Anti-cancer agent 5-fluorouracil reverses meropenem resistance in carbapenem-resistant Gram-negative pathogens

Abstract

The global increasing incidence of clinical infections caused by carbapenem-resistant Gram-negative pathogens demands urgent and effective treatment strategies. Antibiotic adjuvants represent a promising approach to enhance the efficacy of meropenem against carbapenem-resistant bacteria. Herein, we identified the anticancer agent 5-fluorouracil (5-FU, 50 µM) significantly reduced the minimal inhibitory concentration of meropenem against blaNDM-5 positive Escherichia coli by 32-fold through cell-based high-throughput screening.
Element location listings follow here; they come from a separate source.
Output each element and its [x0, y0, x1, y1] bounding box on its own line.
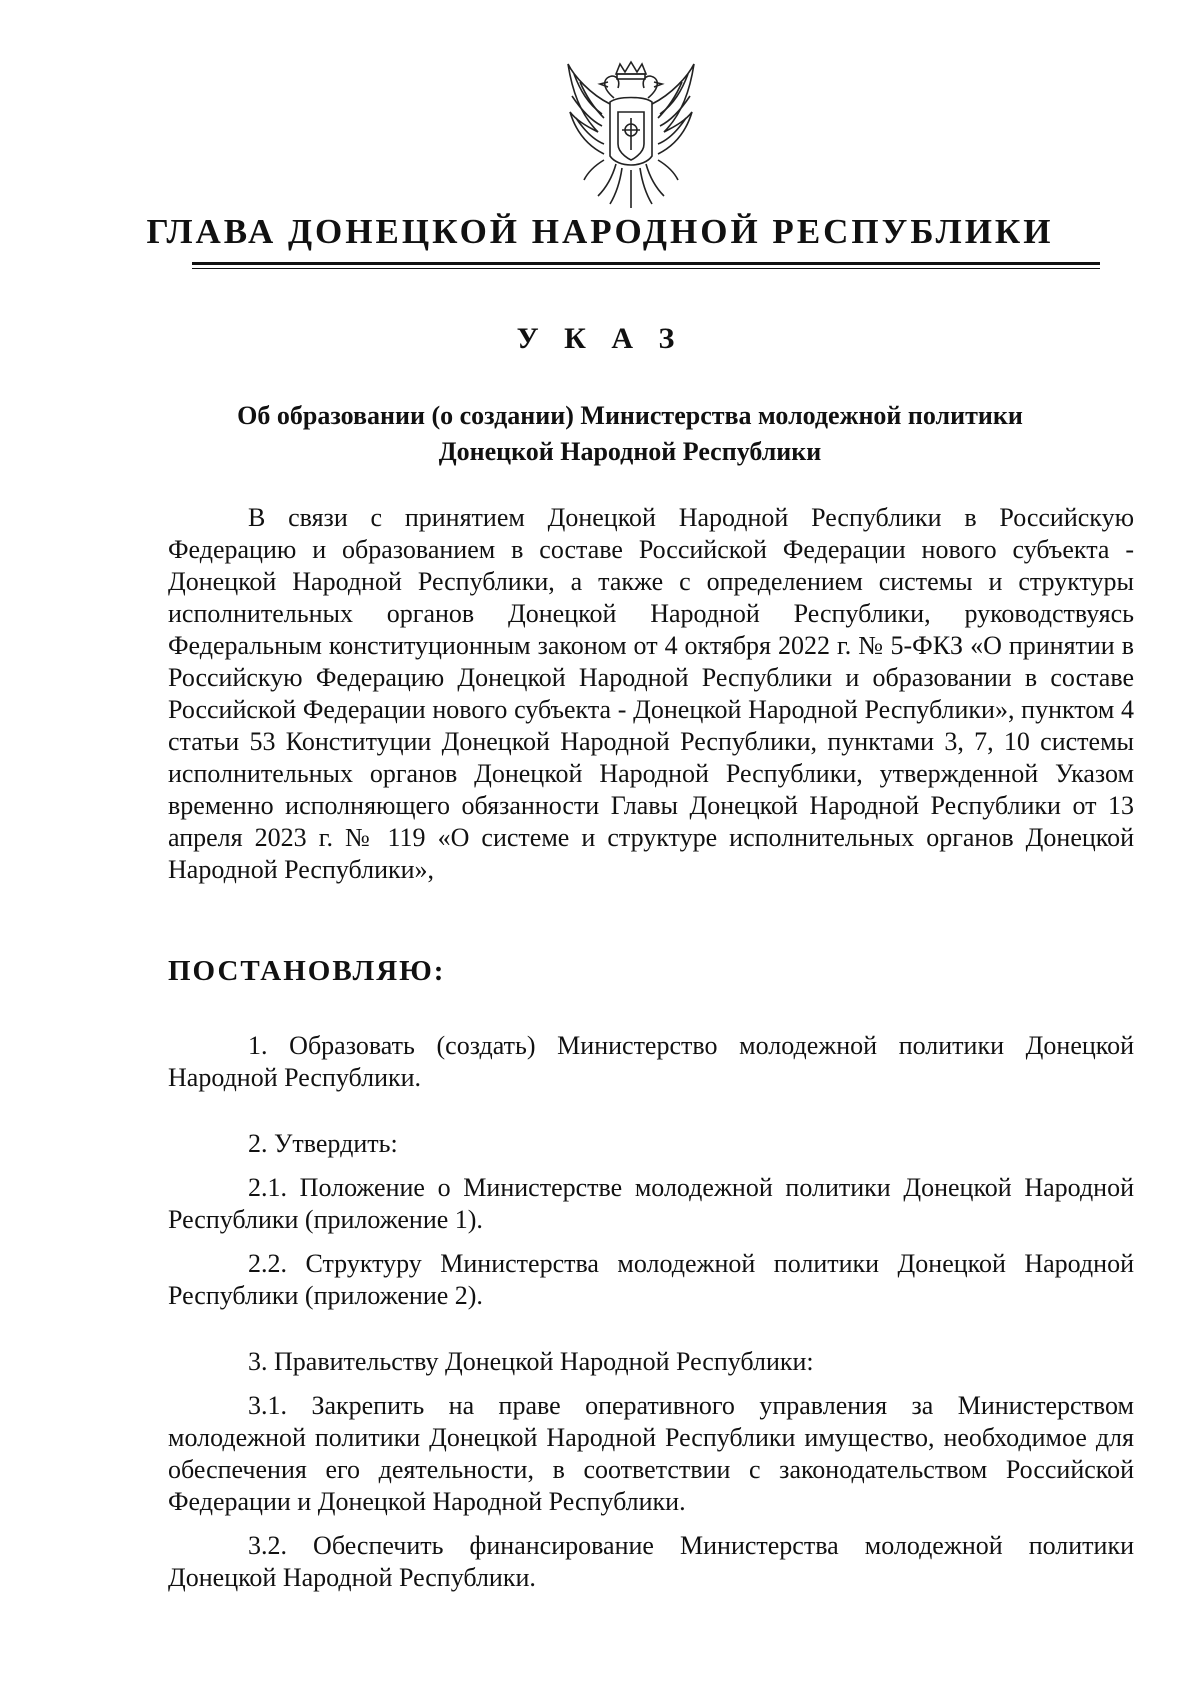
decree-item-2: 2. Утвердить:: [248, 1129, 398, 1158]
preamble-block: [168, 502, 1134, 886]
subject-line-1: Об образовании (о создании) Министерства молодежной политики: [237, 401, 1023, 430]
subject-line-2: Донецкой Народной Республики: [438, 437, 822, 466]
authority-title: ГЛАВА ДОНЕЦКОЙ НАРОДНОЙ РЕСПУБЛИКИ: [146, 212, 1054, 251]
decree-item-3-2: 3.2. Обеспечить финансирование Министерства молодежной политики Донецкой Народной Республики.: [168, 1531, 1134, 1592]
decree-items: [168, 1030, 1134, 1606]
decree-heading: ПОСТАНОВЛЯЮ:: [168, 955, 446, 987]
decree-item-2-1: 2.1. Положение о Министерстве молодежной политики Донецкой Народной Республики (приложение 1).: [168, 1173, 1134, 1234]
document-type: У К А З: [516, 322, 684, 355]
decree-item-2-2: 2.2. Структуру Министерства молодежной политики Донецкой Народной Республики (приложение 2).: [168, 1249, 1134, 1310]
document-subject: [170, 398, 1090, 470]
header-divider-thick: [192, 262, 1100, 265]
eagle-coat-of-arms-icon: [558, 60, 704, 212]
decree-item-1: 1. Образовать (создать) Министерство молодежной политики Донецкой Народной Республики.: [168, 1031, 1134, 1092]
preamble-paragraph: В связи с принятием Донецкой Народной Республики в Российскую Федерацию и образованием в составе Российской Федерации нового субъекта - Донецкой Народной Республики, а также с определением системы и структуры исполнительных органов Донецкой Народной Республики, руководствуясь Федеральным конституционным законом от 4 октября 2022 г. № 5-ФКЗ «О принятии в Российскую Федерацию Донецкой Народной Республики и образовании в составе Российской Федерации нового субъекта - Донецкой Народной Республики», пунктом 4 статьи 53 Конституции Донецкой Народной Республики, пунктами 3, 7, 10 системы исполнительных органов Донецкой Народной Республики, утвержденной Указом временно исполняющего обязанности Главы Донецкой Народной Республики от 13 апреля 2023 г. № 119 «О системе и структуре исполнительных органов Донецкой Народной Республики»,: [168, 503, 1134, 884]
decree-item-3-1: 3.1. Закрепить на праве оперативного управления за Министерством молодежной политики Донецкой Народной Республики имущество, необходимое для обеспечения его деятельности, в соответствии с законодательством Российской Федерации и Донецкой Народной Республики.: [168, 1391, 1134, 1516]
decree-item-3: 3. Правительству Донецкой Народной Республики:: [248, 1347, 814, 1376]
header-divider-thin: [192, 268, 1100, 269]
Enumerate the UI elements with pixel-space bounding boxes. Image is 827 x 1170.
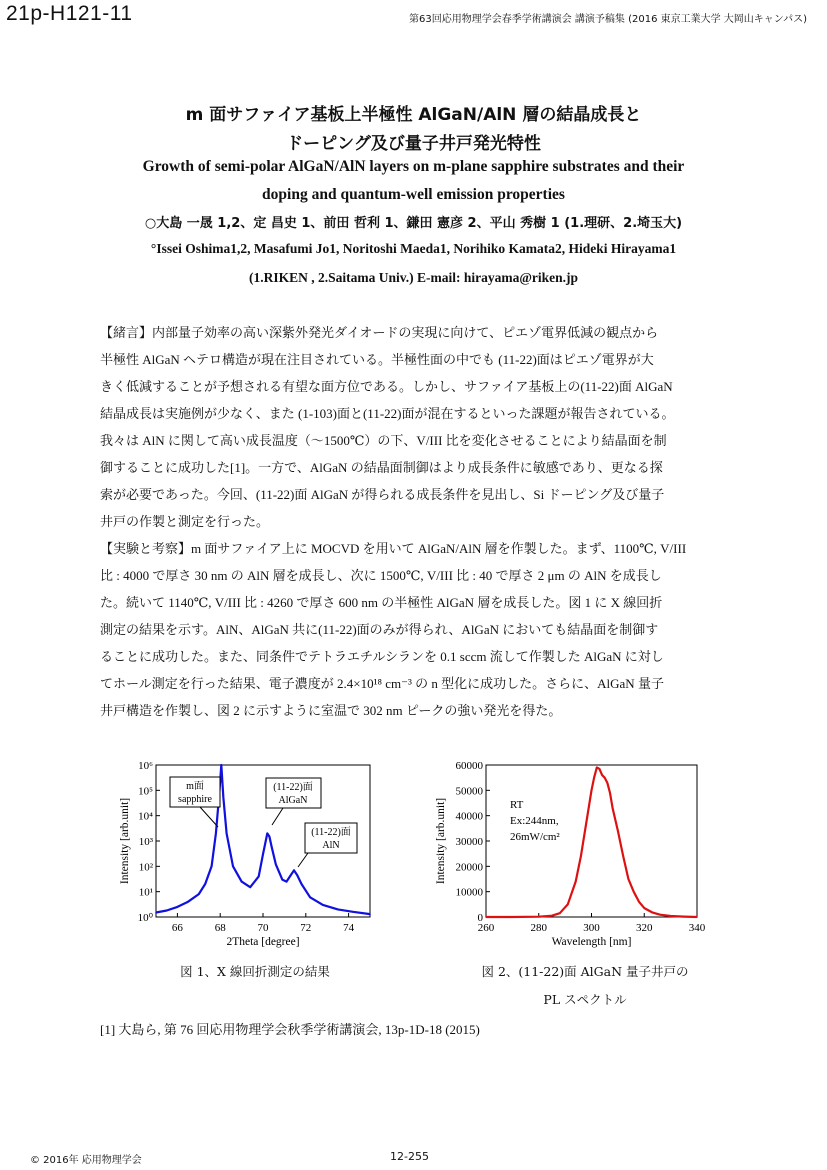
annotation-arrow bbox=[298, 853, 308, 867]
data-point bbox=[607, 782, 609, 784]
y-tick-label: 30000 bbox=[455, 836, 483, 848]
text-line: 御することに成功した[1]。一方で、AlGaN の結晶面制御はより成長条件に敏感であり、更なる探 bbox=[100, 460, 663, 475]
annotation-text: AlN bbox=[322, 840, 340, 851]
data-point bbox=[232, 866, 234, 868]
data-point bbox=[622, 855, 624, 857]
data-point bbox=[580, 855, 582, 857]
data-point bbox=[651, 912, 653, 914]
data-point bbox=[696, 916, 698, 918]
data-point bbox=[612, 807, 614, 809]
y-tick-label: 10¹ bbox=[138, 886, 153, 899]
data-point bbox=[644, 907, 646, 909]
pl-chart bbox=[430, 755, 720, 950]
data-point bbox=[322, 904, 324, 906]
y-tick-label: 20000 bbox=[455, 861, 483, 874]
data-point bbox=[241, 881, 243, 883]
copyright: © 2016年 応用物理学会 bbox=[30, 1155, 142, 1166]
data-point bbox=[223, 797, 225, 799]
data-point bbox=[301, 883, 303, 885]
text-line: 索が必要であった。今回、(11-22)面 AlGaN が得られる成長条件を見出し、Si ドーピング及び量子 bbox=[100, 487, 665, 502]
data-point bbox=[293, 870, 295, 872]
data-point bbox=[211, 866, 213, 868]
data-point bbox=[177, 906, 179, 908]
data-point bbox=[262, 853, 264, 855]
data-point bbox=[204, 883, 206, 885]
x-tick-label: 68 bbox=[214, 922, 226, 934]
x-tick-label: 300 bbox=[583, 922, 600, 934]
affiliation: (1.RIKEN , 2.Saitama Univ.) E-mail: hirayama@riken.jp bbox=[248, 270, 579, 285]
data-point bbox=[538, 916, 540, 918]
x-tick-label: 74 bbox=[343, 922, 355, 934]
data-point bbox=[286, 881, 288, 883]
figure1-caption: 図 1、X 線回折測定の結果 bbox=[180, 964, 330, 979]
text-line: 結晶成長は実施例が少なく、また (1-103)面と(11-22)面が混在するといった課題が報告されている。 bbox=[100, 406, 675, 421]
x-tick-label: 320 bbox=[636, 922, 653, 934]
y-tick-label: 40000 bbox=[455, 810, 483, 823]
data-point bbox=[271, 846, 273, 848]
y-tick-label: 10³ bbox=[138, 836, 153, 848]
data-point bbox=[275, 864, 277, 866]
data-point bbox=[166, 910, 168, 912]
text-line: 測定の結果を示す。AlN、AlGaN 共に(11-22)面のみが得られ、AlGaN においても結晶面を制御す bbox=[100, 622, 659, 637]
y-tick-label: 0 bbox=[477, 912, 483, 924]
data-point bbox=[309, 897, 311, 899]
x-axis-label: Wavelength [nm] bbox=[551, 936, 632, 948]
text-line: 井戸の作製と測定を行った。 bbox=[100, 514, 270, 529]
data-point bbox=[593, 777, 595, 779]
data-point bbox=[585, 823, 587, 825]
paragraph-experiment bbox=[100, 535, 730, 724]
title-en-line2: doping and quantum-well emission properties bbox=[262, 186, 565, 203]
data-point bbox=[485, 916, 487, 918]
x-axis-label: 2Theta [degree] bbox=[226, 936, 300, 948]
conference-header: 第63回応用物理学会春季学術講演会 講演予稿集 (2016 東京工業大学 大岡山キャンパス) bbox=[409, 14, 807, 25]
data-point bbox=[369, 913, 371, 915]
annotation-text: RT bbox=[510, 799, 524, 811]
x-tick-label: 70 bbox=[257, 922, 269, 934]
data-point bbox=[269, 836, 271, 838]
data-point bbox=[659, 914, 661, 916]
figure2-caption-line1: 図 2、(11-22)面 AlGaN 量子井戸の bbox=[481, 964, 689, 979]
annotation-text: sapphire bbox=[178, 794, 212, 805]
data-point bbox=[290, 874, 292, 876]
data-point bbox=[567, 904, 569, 906]
data-point bbox=[296, 874, 298, 876]
authors-ja: ○大島 一晟 1,2、定 昌史 1、前田 哲利 1、鎌田 憲彦 2、平山 秀樹 1 (1.理研、2.埼玉大) bbox=[144, 216, 683, 231]
text-line: 我々は AlN に関して高い成長温度（～1500℃）の下、V/III 比を変化させることにより結晶面を制 bbox=[100, 433, 667, 448]
data-point bbox=[599, 768, 601, 770]
xrd-chart bbox=[100, 755, 390, 950]
data-point bbox=[633, 891, 635, 893]
data-point bbox=[221, 764, 223, 766]
y-tick-label: 10⁶ bbox=[138, 760, 153, 772]
y-tick-label: 50000 bbox=[455, 785, 483, 798]
data-point bbox=[609, 792, 611, 794]
text-line: 井戸構造を作製し、図 2 に示すように室温で 302 nm ピークの強い発光を得た。 bbox=[100, 703, 562, 718]
reference: [1] 大島ら, 第 76 回応用物理学会秋季学術講演会, 13p-1D-18 (2015) bbox=[100, 1022, 480, 1037]
y-tick-label: 10⁵ bbox=[138, 785, 153, 798]
text-line: ることに成功した。また、同条件でテトラエチルシランを 0.1 sccm 流して作製した AlGaN に対し bbox=[100, 649, 664, 664]
text-line: きく低減することが予想される有望な面方位である。しかし、サファイア基板上の(11-22)面 AlGaN bbox=[100, 379, 673, 394]
data-point bbox=[559, 912, 561, 914]
data-point bbox=[604, 777, 606, 779]
y-tick-label: 10² bbox=[138, 861, 153, 874]
annotation-text: AlGaN bbox=[278, 795, 308, 806]
data-point bbox=[282, 879, 284, 881]
y-tick-label: 10⁴ bbox=[138, 810, 153, 823]
y-axis-label: Intensity [arb.unit] bbox=[119, 797, 131, 885]
data-point bbox=[226, 833, 228, 835]
data-point bbox=[352, 911, 354, 913]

Further pharmacological studies indicated that 5-FU exhibited the potentiation effects on carbapenem antibiotics against 42 Gram-negative bacteria producing either metallo-β-lactamases (MBLs), such as NDM and IMP, or serine β-lactamases (Ser-BLs), like KPC and OXA. These bacteria included E. coli, Klebsiella pneumoniae, Pseudomonas aeruginosa and Acinetobacter spp., with 32 of them obtained from human clinical samples. Mechanistic investigations revealed that 5-FU inhibited the transcriptional and expressional level of the blaNDM-5 gene. Additionally, the 5-FU combined with meropenem can enhance bacterial metabolism, and stimulate the production of Reactive Oxygen Species (ROS), thereby rendering bacteria more susceptible to meropenem. This drug combination could effectively elevate the survival rate from 16.7% to 83.3% compared to meropenem monotherapy, and reduce bacteria loads in tissues in a mouse systemic infection model. Collectively, these findings reveal that the potential of 5-FU as a novel meropenem adjuvant to improve treatment outcomes against carbapenem-resistant bacteria infections.